Jean Paul Sartré, Simone de Beauvoir y Fidel Castro – Ciénaga de Zapata, Cuba, 1960.

“Un mapamundi que no incluya Utopía ni siquiera merece un vistazo”

Oscar Wilde

“Nuestro destino nunca es un lugar, sino una nueva forma de ver las cosas”

Henry Miller

Jean Paul Sartre en su visita a la gran isla del Caribe durante los 60’s, halló un eco existencialista de la gloriosa revolución francesa. Encontró que la libertad escaseaba en aquel momento, pero eso se podía obviar porque Cuba era entonces una plaza sitiada, donde disensión es traición.  Cuando llegaran a la sociedad prometida, ya serían libres. Igualdad si abundaba (casi todos reptaban orgullosamente en la pobreza) y la fraternidad la encontró por toneladas porque los cubanos son buenos anfitriones.

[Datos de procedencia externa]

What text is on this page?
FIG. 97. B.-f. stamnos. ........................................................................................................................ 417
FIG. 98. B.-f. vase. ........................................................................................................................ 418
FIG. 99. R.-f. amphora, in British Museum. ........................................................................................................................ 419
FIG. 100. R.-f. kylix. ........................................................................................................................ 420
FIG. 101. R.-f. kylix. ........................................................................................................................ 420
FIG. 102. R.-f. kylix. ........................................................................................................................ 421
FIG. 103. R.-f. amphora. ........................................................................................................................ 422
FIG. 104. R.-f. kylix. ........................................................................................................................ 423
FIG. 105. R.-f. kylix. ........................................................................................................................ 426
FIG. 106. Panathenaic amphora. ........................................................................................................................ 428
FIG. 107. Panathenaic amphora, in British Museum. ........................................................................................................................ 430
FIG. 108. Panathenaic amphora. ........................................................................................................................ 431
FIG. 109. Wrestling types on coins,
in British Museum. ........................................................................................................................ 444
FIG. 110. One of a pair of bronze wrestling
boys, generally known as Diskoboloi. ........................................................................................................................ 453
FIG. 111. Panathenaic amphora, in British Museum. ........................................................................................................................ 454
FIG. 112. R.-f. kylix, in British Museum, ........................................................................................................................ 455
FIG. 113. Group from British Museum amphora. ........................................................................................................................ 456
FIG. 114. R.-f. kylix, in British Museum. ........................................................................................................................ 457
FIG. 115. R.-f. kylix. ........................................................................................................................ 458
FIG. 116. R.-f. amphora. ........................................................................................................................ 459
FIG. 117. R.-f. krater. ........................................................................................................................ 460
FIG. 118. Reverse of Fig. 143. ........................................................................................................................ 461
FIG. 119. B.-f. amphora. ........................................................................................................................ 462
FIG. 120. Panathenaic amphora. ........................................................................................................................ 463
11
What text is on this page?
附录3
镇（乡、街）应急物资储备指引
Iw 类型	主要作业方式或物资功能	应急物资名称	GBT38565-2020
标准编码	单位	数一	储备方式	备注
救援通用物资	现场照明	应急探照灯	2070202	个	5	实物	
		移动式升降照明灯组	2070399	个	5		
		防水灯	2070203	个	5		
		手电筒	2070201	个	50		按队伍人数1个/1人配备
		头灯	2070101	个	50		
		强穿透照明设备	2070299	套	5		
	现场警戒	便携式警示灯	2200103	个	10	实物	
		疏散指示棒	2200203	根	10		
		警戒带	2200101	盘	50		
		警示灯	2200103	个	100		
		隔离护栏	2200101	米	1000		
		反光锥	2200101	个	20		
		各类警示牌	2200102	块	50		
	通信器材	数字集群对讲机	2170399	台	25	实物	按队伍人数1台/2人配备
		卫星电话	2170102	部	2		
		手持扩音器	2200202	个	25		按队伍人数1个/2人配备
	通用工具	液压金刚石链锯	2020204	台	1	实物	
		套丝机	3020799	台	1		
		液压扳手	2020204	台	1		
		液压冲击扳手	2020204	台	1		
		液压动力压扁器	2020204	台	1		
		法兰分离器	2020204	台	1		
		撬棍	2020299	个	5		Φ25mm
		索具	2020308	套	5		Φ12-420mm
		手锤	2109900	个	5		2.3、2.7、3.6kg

No se sabe si llegó a conocer que a algunos visitantes con afinidades ideológicas, se les ofrece un tour especialmente diseñado, con facilidad para acceder a muchachas y jovencitos necesitados y accesibles. Los compañeros de causa son atendidos con explicaciones entre tragos, sabanas y a la vez le mataban el hambre a algún siervo de la gleba local, que en retribución se esmeraba en explicar la felicidad que le provoca su apartheid.